Characterizing Hydration of the Ocean Crust Using Shortwave Infrared Microimaging Spectroscopy of ICDP Oman Drilling Project Cores

Molly A. Crotteau1,2, Rebecca N. Greenberger1, Bethany L. Ehlmann1, George R. Rossman1, Michelle Harris3, Peter B. Kelemen4, Damon A.H. Teagle5, The Oman Drilling Project Phase 1 Science Party6

1 Division of Geological and Planetary Sciences, California Institute of Technology, Pasadena, California 91125, United States

2 Now at Department of Earth Science, University of California Santa Barbara

3 School of Geography, Earth and Environmental Sciences, Plymouth University, Plymouth, PL4 8AA, UK

4 Department of Earth & Environmental Sciences, Columbia University, Lamont–Doherty Earth Observatory, Palisades, NY 10964, USA

5 School of Ocean and Earth Science, National Oceanography Centre Southampton, University of Southampton, European Way, Southampton, SO14 3ZH, UK

See Apendix A


ABSTRACT

Although ocean crust covers over 60% of Earth’s surface, the processes that form, cool, and alter the ocean crust are not completely understood.

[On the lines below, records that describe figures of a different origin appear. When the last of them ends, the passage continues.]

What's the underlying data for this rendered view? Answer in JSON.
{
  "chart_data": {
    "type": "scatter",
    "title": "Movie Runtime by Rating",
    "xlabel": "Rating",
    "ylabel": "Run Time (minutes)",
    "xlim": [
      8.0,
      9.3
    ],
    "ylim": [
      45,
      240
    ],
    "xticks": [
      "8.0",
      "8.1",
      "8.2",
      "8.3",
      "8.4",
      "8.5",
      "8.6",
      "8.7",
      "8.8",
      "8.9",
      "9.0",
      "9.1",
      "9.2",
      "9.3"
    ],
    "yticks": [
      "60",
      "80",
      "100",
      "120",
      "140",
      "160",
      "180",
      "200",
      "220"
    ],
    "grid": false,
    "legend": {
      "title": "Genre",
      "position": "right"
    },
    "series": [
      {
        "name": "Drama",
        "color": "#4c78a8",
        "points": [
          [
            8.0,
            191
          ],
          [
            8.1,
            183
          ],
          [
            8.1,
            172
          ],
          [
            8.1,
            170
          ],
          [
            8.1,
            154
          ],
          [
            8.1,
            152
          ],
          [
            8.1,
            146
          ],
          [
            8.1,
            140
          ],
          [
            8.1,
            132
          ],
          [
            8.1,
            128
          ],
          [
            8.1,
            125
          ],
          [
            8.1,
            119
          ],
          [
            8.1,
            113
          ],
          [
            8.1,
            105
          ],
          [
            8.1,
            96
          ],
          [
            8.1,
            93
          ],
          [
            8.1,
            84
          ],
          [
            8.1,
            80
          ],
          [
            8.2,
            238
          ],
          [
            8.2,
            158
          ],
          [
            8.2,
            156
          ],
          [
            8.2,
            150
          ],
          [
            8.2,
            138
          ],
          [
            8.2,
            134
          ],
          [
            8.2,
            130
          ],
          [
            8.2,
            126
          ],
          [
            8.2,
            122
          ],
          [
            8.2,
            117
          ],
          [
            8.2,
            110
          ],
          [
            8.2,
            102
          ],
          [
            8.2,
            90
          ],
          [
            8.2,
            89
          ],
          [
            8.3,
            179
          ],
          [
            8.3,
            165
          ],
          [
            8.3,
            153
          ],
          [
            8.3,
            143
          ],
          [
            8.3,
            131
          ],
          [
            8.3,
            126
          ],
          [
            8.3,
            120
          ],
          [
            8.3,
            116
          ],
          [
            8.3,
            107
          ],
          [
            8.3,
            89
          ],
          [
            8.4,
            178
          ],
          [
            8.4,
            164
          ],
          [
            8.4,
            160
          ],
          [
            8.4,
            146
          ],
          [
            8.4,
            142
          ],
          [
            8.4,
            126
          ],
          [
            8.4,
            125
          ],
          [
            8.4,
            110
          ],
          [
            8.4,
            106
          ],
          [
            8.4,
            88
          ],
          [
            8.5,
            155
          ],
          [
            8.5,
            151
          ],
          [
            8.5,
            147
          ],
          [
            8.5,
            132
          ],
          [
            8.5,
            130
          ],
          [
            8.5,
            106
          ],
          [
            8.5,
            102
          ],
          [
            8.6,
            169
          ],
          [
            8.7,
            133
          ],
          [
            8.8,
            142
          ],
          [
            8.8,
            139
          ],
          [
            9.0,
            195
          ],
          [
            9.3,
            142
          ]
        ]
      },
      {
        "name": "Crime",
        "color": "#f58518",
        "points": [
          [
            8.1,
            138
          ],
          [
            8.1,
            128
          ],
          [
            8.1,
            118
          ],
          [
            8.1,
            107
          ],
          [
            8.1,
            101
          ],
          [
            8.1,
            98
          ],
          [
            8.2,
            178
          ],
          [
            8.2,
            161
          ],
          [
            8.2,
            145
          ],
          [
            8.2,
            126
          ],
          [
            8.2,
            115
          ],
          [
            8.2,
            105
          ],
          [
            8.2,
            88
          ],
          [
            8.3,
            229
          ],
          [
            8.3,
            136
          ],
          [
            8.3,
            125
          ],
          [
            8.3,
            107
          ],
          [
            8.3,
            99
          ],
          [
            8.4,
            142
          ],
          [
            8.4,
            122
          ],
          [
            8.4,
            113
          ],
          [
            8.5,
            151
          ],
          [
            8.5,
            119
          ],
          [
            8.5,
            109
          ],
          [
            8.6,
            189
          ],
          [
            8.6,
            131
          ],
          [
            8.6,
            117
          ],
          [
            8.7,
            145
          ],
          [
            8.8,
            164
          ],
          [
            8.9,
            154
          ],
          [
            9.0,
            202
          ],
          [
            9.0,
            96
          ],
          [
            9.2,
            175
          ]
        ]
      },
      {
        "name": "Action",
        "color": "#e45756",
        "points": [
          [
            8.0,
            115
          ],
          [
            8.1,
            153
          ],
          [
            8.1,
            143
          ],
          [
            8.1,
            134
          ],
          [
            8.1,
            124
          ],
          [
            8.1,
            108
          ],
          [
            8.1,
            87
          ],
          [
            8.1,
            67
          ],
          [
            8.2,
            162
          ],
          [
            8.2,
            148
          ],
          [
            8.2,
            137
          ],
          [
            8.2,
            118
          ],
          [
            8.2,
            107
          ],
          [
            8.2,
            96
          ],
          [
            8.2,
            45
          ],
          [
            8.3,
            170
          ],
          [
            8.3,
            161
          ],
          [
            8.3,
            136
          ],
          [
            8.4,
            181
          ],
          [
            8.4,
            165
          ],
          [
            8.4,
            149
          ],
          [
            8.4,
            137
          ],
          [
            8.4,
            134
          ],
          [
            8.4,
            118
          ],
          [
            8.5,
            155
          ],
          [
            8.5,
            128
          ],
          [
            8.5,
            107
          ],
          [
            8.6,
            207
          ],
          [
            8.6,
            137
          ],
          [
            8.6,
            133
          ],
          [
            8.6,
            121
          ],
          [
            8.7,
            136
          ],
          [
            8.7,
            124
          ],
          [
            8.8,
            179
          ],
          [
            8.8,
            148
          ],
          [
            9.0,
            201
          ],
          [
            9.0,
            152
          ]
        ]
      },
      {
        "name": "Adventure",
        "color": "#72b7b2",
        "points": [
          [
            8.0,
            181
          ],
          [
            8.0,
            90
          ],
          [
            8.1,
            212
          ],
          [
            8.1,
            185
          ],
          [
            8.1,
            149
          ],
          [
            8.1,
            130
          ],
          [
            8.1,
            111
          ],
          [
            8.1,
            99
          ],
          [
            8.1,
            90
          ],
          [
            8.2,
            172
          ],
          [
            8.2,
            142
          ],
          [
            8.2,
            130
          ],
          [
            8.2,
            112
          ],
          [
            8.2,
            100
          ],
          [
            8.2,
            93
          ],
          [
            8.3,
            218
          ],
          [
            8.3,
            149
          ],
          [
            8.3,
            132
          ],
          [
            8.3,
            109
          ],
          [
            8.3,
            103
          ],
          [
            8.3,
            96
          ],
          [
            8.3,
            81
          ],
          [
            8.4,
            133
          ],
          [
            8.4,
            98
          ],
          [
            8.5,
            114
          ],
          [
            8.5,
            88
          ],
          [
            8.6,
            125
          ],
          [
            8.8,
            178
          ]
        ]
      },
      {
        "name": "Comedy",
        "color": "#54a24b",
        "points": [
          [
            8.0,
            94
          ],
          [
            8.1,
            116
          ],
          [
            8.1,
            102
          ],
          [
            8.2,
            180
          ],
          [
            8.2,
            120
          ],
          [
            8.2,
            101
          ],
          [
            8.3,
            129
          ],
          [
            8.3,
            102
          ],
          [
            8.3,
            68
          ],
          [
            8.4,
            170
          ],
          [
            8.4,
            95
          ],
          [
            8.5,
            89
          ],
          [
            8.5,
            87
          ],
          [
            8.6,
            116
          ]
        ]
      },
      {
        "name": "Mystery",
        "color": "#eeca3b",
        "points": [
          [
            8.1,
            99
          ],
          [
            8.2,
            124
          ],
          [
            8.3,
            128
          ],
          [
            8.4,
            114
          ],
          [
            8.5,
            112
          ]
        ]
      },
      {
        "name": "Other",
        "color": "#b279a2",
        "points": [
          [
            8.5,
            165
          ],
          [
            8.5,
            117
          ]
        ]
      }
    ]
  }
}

We utilize shortwave infrared micro-imaging spectroscopy of ~1.2km of rock cored by the International Continental Scientific Drilling Program’s Oman Drilling Project to quantify hydration of basalts/gabbros from the Samail ophiolite as a function of depth, mineralogy, and deformation. We develop a regression (R2=0.66) between area of the ~1350-1650nm OH/H2O absorption and measurements of loss on ignition of samples and apply this relationship to generate quantitative ~250 Ám/pixel hydration maps for all cores. The lowest mean hydration is observed in the most pervasively altered dike-gabbro boundary (GT3A, H2Omean=2.1 wt%), consistent with the fact that a dominant alteration mineral, amphibole, has low H2O. The highest H2O occurs in deeper foliated and layered gabbros (GT2A, H2Omean=3.2 wt%) and layered gabbros (GT1A, H2Omean=2.8 wt%). The greater prevalence with depth of zeolite alteration phases as opposed to lower wt% H2O amphibole at shallow stratigraphic depths, as well as the occurrence of zones of intensive hydration associated with fault zones (H2Omean=5.7 wt%) lead to greater hydration of the lower ocean crust. While unlikely, some hydration may be related to obduction. This new approach provides an objective quantification of hydration in these cores, enabling an improved understanding of quantities and characteristics of ocean crust hydration. It highlights the importance of specific phases and faulting in controlling hydration, which has implications for ocean crust cooling, rheological properties, and the role of alteration in global biogeochemical cycling.